I've recently swapped out my old GTX260 for a GTX285 (I know, minor upgrade!) and I'm having real problems with it not entering power state 0, otherwise known as full speed... I've included a screenshot below I've tried installing the latest drivers, checking power connections are secure, and that all seems to be in order. Any ideas?
Or, rather than RMAing, maybe try something other than FurMark. Try it with a game and see if it clocks up fully,
Is this the card I just sold you? Hasn't been used in a while but was working fine when removed. I used evga precision tool to see what the card was doing in game with there osd.
Tis the very same, I'm sure it's just a driver issue, gonna try a few previous drivers, but can't reboot my system because it's in the middle of a massive backup ಠ_ಠ I was wondering how I was getting worse performance than with my GTX260...

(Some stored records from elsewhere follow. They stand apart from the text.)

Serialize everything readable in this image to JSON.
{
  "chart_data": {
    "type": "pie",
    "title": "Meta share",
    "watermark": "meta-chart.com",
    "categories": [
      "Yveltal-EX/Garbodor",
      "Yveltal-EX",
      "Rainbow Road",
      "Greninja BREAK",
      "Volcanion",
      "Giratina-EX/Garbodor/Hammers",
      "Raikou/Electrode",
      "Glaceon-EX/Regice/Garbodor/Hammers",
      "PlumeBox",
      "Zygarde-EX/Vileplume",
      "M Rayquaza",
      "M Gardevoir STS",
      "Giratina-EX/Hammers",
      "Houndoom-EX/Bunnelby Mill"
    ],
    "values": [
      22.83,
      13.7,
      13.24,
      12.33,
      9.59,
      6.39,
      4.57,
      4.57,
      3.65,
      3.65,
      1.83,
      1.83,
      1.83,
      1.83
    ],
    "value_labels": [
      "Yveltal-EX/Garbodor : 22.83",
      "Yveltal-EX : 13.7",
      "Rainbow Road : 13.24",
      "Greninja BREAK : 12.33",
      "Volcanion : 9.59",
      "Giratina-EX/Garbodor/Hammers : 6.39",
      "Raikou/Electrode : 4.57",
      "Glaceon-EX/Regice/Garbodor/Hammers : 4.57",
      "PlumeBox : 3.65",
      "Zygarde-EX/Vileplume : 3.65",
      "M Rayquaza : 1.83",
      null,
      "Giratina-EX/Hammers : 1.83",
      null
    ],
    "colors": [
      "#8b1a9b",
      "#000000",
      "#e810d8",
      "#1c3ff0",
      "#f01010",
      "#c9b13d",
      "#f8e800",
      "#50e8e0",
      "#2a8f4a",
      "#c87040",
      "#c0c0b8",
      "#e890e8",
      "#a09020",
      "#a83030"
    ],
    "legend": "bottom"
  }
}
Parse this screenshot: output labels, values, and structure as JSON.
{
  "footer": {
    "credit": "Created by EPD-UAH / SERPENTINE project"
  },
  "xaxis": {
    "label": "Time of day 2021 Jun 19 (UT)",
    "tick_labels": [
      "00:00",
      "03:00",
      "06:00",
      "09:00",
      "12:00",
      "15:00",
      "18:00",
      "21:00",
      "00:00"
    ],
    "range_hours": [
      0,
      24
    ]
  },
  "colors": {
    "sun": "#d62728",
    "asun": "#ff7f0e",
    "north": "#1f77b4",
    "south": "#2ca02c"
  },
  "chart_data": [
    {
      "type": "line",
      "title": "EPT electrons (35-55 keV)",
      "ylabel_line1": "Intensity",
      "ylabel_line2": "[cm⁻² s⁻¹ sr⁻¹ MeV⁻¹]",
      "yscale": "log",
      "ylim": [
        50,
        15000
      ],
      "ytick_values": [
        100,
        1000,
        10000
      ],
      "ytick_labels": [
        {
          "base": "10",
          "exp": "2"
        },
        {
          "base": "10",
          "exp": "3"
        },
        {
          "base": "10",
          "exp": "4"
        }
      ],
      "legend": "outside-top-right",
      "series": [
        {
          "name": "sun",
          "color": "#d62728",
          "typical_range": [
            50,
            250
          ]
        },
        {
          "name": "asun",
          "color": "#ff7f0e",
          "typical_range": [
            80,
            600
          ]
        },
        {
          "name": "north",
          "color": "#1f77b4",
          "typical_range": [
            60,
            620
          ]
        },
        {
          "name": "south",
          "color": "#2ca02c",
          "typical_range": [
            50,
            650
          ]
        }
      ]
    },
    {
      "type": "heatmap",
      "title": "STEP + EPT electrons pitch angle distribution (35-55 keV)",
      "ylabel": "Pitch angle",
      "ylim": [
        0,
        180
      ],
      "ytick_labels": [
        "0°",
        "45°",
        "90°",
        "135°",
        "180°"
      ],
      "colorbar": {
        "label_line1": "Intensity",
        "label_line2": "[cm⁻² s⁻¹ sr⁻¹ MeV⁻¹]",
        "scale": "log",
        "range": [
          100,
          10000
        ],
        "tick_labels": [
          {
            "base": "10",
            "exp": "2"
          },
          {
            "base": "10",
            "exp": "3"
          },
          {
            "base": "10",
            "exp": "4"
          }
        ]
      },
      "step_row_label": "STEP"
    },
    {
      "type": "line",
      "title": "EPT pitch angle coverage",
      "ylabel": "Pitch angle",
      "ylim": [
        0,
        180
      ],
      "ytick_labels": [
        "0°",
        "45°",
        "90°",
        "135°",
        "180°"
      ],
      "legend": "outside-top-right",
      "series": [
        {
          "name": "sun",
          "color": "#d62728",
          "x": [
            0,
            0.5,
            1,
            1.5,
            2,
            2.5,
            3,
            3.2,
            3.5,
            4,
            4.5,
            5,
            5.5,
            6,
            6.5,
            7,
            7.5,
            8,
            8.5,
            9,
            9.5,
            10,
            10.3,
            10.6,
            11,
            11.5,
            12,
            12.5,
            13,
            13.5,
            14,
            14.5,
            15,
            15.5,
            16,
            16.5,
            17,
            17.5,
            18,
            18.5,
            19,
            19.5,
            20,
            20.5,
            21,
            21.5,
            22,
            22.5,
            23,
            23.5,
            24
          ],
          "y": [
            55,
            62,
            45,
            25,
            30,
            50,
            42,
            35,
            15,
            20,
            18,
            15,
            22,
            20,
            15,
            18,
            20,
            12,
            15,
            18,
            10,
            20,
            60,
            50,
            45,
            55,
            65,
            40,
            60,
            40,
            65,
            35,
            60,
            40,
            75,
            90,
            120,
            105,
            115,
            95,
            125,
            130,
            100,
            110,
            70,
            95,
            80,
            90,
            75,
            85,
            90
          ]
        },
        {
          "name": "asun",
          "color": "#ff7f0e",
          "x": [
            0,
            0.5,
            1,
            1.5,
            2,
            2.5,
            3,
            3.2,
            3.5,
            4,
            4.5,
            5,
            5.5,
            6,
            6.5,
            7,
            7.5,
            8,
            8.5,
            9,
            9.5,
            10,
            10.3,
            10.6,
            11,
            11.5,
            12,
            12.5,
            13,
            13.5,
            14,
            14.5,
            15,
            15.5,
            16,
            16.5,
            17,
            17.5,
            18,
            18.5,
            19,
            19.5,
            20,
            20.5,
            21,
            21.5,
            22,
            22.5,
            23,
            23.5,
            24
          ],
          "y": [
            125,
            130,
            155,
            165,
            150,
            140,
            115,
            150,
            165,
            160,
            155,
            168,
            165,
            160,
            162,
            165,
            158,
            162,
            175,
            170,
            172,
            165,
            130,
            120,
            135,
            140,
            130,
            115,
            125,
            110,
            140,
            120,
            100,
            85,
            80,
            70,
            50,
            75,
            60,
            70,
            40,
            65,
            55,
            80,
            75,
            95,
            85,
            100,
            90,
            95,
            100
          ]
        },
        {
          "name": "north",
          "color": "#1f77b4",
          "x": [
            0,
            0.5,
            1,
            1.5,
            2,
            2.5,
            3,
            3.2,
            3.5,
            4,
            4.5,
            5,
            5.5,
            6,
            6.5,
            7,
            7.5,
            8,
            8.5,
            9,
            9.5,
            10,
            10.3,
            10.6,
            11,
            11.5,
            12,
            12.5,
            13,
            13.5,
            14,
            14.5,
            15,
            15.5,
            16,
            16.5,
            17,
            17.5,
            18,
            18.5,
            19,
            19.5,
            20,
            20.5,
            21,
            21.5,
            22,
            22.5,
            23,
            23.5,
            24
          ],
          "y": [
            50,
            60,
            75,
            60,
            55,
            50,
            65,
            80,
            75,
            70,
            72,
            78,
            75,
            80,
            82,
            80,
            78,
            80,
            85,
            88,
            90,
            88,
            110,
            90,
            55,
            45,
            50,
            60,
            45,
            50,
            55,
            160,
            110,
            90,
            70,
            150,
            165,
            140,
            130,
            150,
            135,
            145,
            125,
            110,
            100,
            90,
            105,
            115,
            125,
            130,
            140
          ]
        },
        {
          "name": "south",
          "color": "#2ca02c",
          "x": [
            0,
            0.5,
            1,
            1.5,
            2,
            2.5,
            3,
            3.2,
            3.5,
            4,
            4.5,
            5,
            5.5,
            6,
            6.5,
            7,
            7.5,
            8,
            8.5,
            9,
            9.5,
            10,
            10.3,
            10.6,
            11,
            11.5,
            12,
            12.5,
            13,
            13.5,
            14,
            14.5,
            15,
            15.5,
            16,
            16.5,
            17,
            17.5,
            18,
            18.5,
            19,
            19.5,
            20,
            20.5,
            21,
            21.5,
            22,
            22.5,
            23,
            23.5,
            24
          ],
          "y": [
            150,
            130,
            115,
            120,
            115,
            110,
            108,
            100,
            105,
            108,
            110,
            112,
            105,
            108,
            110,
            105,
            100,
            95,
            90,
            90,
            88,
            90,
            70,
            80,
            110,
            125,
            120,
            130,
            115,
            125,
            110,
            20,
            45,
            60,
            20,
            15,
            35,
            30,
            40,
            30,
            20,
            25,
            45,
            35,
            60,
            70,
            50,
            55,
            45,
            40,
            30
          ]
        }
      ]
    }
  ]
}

Does it do it no matter what you're doing, gaming, furmark or whatever? I'd give it a shot with a game before messing with the drivers.
Ok well you can disable Nvidia power management, you can use Nv GPU Pro (see signature) to do that. This will tell us if it's Nvidia power management problem, or something else. Please remember that you need restart your computer once you set the option using my tool to apply changes. The software only tweaks the drivers, so if you update the drivers, or uninstall/install them, all modification are cleared, and set back to Nvidia own default. Of course, Nv GPU Pro, allows you to revert back ON Nvidia power management system. So don't worry about re-installing drivers. If this works, then I have a special software in the works, which will most likely interest you, greatly. Basically it control the GPU (Nvidia only) speed based on what you run (it's packed with options and features). I use it on my laptop to gain 1 hours of battery life, and on my desktop to reduce system noise at idle, all by not loosing performance or increase heat.
I've used goodbytes software.. it's not bad =] think furmark is throttled by the driver- least that's what I read.. never tested it myself probably to save the rma from people who run open case next to the indoor doghouse and their ps3, xbox.. and when the card crashes from heat they wiggle it and stuff like that heck I just recently did a new hp laptop for a friend.. she didn't even have the chipset drivers installed! I don't blame them for saving users from themselves.. heard evga actually hired fleece johnson to handle all outgoing rma packages- that's why they arrive with a hole in them
Ran driver sweeper, got rid of a conflict with some ATI drivers I had left over from testing a card I bought on here. Runs peachy keen now. Cheers guys!